Published by The Connected Reader on

Friends! It’s time for conversation about our first ever Read Along book. I’m excited to share my thoughts in this nonfiction book review and hear what you have to say!

If you missed it, The Connected Reader community is doing a monthly Read Along in 2024.

One note about February’s Read Along Book: Wandering Stars by Tommy Orange doesn’t actually publish until the end of the month, so we are going to swap February and March’s picks. For February, we will read The Widely Unknown Myth of Apple and Dorothy by Corey Ann Haydu. I hope you will read along!

Nonfiction Book Review: Feel Good Productivity by Ali Abdaal

In Feel Good Productivity: How To Do More of What Matters to You, Ali Abdaal offers an approach to increasing your productivity based in the science of positive emotions. Abdaal points out that we often view productivity as being disciplined, having work ethic, being able to slog through to get results – and that this is our first mistake. In order to be more productive we need to feel, well, good.

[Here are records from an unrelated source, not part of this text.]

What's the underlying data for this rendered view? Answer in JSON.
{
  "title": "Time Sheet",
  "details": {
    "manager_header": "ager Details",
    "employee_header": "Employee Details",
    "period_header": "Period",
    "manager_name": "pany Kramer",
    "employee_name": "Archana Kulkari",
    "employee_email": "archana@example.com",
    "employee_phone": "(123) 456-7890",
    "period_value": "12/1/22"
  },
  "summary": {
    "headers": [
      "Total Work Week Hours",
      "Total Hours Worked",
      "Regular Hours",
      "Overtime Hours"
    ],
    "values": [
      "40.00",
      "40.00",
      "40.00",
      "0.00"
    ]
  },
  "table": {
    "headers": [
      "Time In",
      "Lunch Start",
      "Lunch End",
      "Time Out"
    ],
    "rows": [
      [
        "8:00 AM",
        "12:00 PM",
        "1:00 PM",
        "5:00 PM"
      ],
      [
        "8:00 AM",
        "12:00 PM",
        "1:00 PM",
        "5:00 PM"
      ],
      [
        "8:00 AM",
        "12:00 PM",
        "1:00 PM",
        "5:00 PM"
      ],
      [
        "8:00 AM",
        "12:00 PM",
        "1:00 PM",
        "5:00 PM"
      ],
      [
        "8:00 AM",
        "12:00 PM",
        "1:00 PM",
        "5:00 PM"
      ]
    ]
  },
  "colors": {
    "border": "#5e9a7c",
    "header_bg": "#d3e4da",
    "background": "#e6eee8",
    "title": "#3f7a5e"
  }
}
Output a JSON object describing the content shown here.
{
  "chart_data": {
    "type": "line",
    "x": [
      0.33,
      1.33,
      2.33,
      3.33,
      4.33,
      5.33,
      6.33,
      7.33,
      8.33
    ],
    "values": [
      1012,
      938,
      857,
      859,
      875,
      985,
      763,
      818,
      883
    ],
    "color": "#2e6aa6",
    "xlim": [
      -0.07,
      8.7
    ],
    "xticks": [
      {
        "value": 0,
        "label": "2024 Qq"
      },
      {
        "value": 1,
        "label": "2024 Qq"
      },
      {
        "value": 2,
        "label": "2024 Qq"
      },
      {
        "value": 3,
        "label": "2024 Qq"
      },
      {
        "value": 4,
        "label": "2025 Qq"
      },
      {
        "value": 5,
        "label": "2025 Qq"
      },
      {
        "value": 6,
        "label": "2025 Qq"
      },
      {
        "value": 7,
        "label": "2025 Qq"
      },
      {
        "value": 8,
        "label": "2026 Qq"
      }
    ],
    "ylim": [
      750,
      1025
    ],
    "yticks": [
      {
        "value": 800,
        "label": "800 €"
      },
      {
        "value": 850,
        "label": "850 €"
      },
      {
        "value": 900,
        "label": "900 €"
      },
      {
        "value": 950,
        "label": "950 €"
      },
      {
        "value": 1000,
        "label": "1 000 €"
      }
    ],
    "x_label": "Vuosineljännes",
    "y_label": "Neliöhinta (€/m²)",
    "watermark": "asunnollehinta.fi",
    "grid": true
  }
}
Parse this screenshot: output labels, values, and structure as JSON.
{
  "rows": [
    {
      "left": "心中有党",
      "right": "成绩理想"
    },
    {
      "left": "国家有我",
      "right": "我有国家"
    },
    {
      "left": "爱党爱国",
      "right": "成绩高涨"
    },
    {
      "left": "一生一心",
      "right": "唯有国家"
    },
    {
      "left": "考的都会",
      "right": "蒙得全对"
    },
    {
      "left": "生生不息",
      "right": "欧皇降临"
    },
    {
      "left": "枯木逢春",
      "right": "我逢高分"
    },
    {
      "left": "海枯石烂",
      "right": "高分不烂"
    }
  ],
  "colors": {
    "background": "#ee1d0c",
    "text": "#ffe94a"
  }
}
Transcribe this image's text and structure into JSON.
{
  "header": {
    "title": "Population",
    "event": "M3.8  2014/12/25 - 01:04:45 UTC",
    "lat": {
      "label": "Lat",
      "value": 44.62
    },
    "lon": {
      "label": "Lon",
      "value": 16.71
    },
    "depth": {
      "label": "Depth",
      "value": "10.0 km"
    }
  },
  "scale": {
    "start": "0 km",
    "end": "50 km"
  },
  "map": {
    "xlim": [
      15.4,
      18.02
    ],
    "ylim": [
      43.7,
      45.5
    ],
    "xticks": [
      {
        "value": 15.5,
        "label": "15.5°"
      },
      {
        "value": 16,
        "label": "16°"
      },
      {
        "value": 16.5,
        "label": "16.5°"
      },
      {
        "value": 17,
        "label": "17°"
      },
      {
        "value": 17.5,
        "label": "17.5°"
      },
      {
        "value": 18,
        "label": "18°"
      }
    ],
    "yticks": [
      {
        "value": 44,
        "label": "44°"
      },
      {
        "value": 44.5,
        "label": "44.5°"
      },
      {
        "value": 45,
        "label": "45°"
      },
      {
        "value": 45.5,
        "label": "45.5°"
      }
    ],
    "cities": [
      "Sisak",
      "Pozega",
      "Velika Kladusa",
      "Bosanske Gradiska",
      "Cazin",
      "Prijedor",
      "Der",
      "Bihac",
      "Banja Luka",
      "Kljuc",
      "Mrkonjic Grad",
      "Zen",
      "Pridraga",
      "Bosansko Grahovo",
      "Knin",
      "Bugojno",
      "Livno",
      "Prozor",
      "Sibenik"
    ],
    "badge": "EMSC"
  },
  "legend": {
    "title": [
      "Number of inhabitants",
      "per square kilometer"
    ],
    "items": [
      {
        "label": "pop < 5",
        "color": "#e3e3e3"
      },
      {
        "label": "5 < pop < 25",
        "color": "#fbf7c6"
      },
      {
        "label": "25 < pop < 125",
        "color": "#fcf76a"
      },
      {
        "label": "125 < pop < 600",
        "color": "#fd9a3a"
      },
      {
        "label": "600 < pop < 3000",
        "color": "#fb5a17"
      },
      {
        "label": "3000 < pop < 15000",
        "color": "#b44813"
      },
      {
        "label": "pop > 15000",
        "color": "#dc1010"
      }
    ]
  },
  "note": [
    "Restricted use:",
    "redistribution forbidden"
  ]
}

I was all about this book. The structure worked for me, the research anecdotes worked for me, and there were a few specific parts that made me feel so seen and valued that I could cry. I’m sure there are many things to be critical about – and I’m sure you will tell me – and, I cannot ignore the positive feelings I had reading this book.

What Worked For Me


Let’s talk structure. One of my joys in life is synthesizing information. I love a nonfiction guide book that allows me to easily draw a diagram or summary of the approach, and I think Abdaal and his team deliver on this.

We’ve got the working belief, supported with research, that we want to feel better in order to be more productive. From there, we go to three things that can give us more positive energy: play, power, and people. Then we address the obstacles to productivity, which Abdaal calls blockers: procrastination, fear, and inertia. Finally, we talk about how to sustain productivity and avoid the three types of burnout: overexertion, depletion, and misalignment. So much group of three energy. Love it.


I also appreciated Abdaal’s tone and how he positions the approach. He is clear that this book offers a philosophy, a way of re-thinking productivity –  not a step-by-step guide. He offers “experiments” to try within each category I mentioned above and he explicitly notes how some of it will work for you and some won’t. The writing is full of humor and lightness, which feels very much in alignment with the philosophy itself. I laughed out loud at Abdaal’s response to the poet Henry David Thoreau saying he needs at least four hours a day to wander around in nature: “Some of us have to work for a living, Henry.”

Gentle Approach

The last thing that stood out for me is the gentleness. I’ve read a lot of books about productivity that just make me feel bad about myself and some of my habits. I would feel called out and shamed, thinking “Why can’t I just do all these things like it seems everyone else does? Abdaal, on the other hand, offers multiple instances of validation and this made me feel invited in. The section on burnout types resonated with me deeply, and it did something good to my brain to see the definition of burnout from the World Health Organization use the words “occupational phenomenon.”

I also appreciated how Abdaal names, and provides research, on the need to do absolutely nothing in order to let the Default Mode Network of our brains do its magic by daydreaming and imagining the future. Sometimes, for short periods of time, we do actually need to recharge by doing something mindless.

What I’m Curious About

One wondering I have is about the lack of consideration for the larger systems that impact our lives. Abdaal’s work, like many books I’ve read based on positive psychology, seems to operate in an idyllic vacuum where racism and capitalism aren’t a factor. It’s striking to me that Abdaal talks about pivoting careers (from a doctor to a productivity researcher and content creator) as an example of the feel good productivity philosophy – he leaned into the work that gives him energy and makes him feel good – while at the same time, such a pivot is not available to so many people. I love this pivot for him, I believe in the philosophy –  and I think the whole premise is strengthened when you acknowledge the real systemic challenges to feeling good that are part of our daily lives. I’m curious how Abdaal would respond to this wondering.

Did you read along with The Connected Reader community? What did you think about the book?